Anything can be used as a tool for evil. Care to start railing against rock and roll music, and comic books next? Hell, a screwdriver makes a great tool for evil. But the fault doesn’t lie with the screwdriver. It’s inanimate.

Can a religion be founded by people, and in its original form, hold ideas that other people find immoral? Sure. You can build badness into any structure. You can write a comic book espousing white slavery - that doesn’t mean the medium is inherently bad, or that all comic books are evil.

Rationalism is neither excluded or included explicitly in the definition of religion. Irrationality is a Bad Thing. Some people are irrational about their religion, and That’s Bad. Religion itself is not inherently one or the other, though.

No it doesn’t - it can’t. Knowledge cannot come from faith.

Yes it is; without that, there is no religion, in most cases. If you don’t believe the Bible/Koran/whatever, there’s no reason to be a Christian/Muslim/whatever.
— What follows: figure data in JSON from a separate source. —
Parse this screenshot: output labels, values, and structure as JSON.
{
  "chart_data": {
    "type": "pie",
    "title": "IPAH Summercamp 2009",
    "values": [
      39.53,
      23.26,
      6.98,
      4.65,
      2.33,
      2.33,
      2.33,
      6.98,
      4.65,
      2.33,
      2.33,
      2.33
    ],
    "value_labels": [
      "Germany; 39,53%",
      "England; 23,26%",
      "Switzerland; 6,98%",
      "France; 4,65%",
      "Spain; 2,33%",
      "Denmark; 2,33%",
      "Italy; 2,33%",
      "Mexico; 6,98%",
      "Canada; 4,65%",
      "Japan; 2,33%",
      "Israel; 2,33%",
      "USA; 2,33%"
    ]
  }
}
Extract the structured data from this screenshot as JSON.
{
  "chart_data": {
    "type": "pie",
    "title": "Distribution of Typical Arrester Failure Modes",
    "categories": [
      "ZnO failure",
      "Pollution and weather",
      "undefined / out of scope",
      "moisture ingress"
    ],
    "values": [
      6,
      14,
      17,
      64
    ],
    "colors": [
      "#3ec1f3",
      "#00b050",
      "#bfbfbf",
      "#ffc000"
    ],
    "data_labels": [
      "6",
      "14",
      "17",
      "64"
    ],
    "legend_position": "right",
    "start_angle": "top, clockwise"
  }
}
I disagree ( surprise ! :slight_smile: ). The people who try to do good, constructive things with religion are the ones trying to corrupt it, by making something fundamentally evil and destructive useful. That’s why they thend to do badly at it; religion is not the proper tool to do good with.

The standard “it’s just a tiny minority” speech, which I don’t believe for a moment. The widespread support for banning gay marriage is an example of mass religious bigotry at work.

No. Any sufficiently complex social structure has a abstract existence of it’s own ( IMHO ), like the economy or the government - or religion. It has it’s own purpose, much like a virus. It hijacks minds to make them it’s tools.

Religion is irrational by definition, since it’s based on faith.